Our Top 10 Social Media Developments In MENA
by Damian Radclife · February 18, 2013
If you’re on Facebook, LinkedIn or Twitter – and I suspect most Digital Qatar readers are – then it’s easy to forget that actually you’re in a minority. Most other people in the region aren’t on social networks, but they are joining – and engaging – in ever increasing numbers. For example, 36,000 new people in Arabia join Facebook every day. That’s over 250,000 people a week, or a million a month. Yikes!
Below I’ve captured some of the key social media developments from across the region during the last 12 months.
If you haven’t got time to read the whole deck, here’s 10 developments to note.
- The social network hit 1 billion users last year. Of this only 4% – some 44m users – come from the MENA, suggesting plenty of scope for further growth, given that the World Bank estimates the regional population as being 300m people. Research by Pew, for example, notes that 63% of people in Egypt don’t have the Internet, along with 65% in Jordan and 51% in Lebanon. This is a large – currently untapped – potential online population.
- Facebook skews male. Across the region 65% of users are men. 35% are female.
- Facebook’s Arabic interface has outstripped the site’s overall growth in the region by nearly double, reaching 160% year-on-year growth by May 2011. This is compared with overall subscriber growth of 87%. As a result, there are now more Facebook Arabic users in the MENA today than there were total Facebook users in the region two years ago.
- There are now 17 million tweets every day in Arabic. That is 1 billion tweets every two months. 1 out of 4 of these tweets are written in Arabizi the slang/alphabet used to communicate in the Arabic language over the Internet.
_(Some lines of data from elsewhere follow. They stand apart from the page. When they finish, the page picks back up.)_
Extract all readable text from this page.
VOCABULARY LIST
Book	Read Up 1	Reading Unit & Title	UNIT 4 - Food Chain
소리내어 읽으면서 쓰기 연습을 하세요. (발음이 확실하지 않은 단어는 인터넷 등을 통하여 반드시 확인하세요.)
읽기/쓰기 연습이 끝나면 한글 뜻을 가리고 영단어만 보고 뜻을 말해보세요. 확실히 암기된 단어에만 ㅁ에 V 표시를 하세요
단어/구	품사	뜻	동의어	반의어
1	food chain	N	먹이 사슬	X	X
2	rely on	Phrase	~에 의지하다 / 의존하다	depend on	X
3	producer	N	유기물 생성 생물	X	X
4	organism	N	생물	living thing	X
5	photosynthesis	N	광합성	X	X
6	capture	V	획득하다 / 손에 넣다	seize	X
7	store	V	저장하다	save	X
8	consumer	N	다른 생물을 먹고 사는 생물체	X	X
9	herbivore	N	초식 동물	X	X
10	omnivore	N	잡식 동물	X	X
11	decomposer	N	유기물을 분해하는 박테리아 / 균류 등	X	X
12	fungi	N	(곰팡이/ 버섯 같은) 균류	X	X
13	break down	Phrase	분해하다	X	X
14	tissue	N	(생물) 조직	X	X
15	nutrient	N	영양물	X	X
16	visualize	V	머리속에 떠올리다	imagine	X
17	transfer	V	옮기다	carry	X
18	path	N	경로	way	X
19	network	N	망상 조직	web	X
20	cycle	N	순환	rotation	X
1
- Saudi Arabia is Twitter’s fastest-growing market, anywhere in the world, percentage-wise month on month, and it already has more Twitter users than any other country in the region. 40% of all Arabic tweets, half of Wikipedia’s Arabic content and 35% of all Arabic content on the web comes from Saudi Arabia.
- Part of this growth was stimulated by Twitter offering its mobile Web site in Arabic and Farsi. This was made possible earlier in the year by work done by a community of translators.
- Of the 150m LinkedIn members across the globe, 5.8m are in the Middle East. In contrast to Facebook, the gender skew is much less pronounced on this network – with 58% of members male, 42% female.
- This represents 3.8% of LinkedIn’s total members –not much different to the % of global Facebook users (4%) found in the region. Both networks opened their first offices in the region last year in recognition of the potential for growth.
- A third of LinkedIn members in the region work in High-tech or Manufacturing roles, with 12% working in engineering roles and another 10% in operations.
What are they talking about?
MENA social media users are much more likely to talk about politics, community issues and religion online than in other parts of the world. Does this chime with your own experience of these networks? What are your predictions for 2013?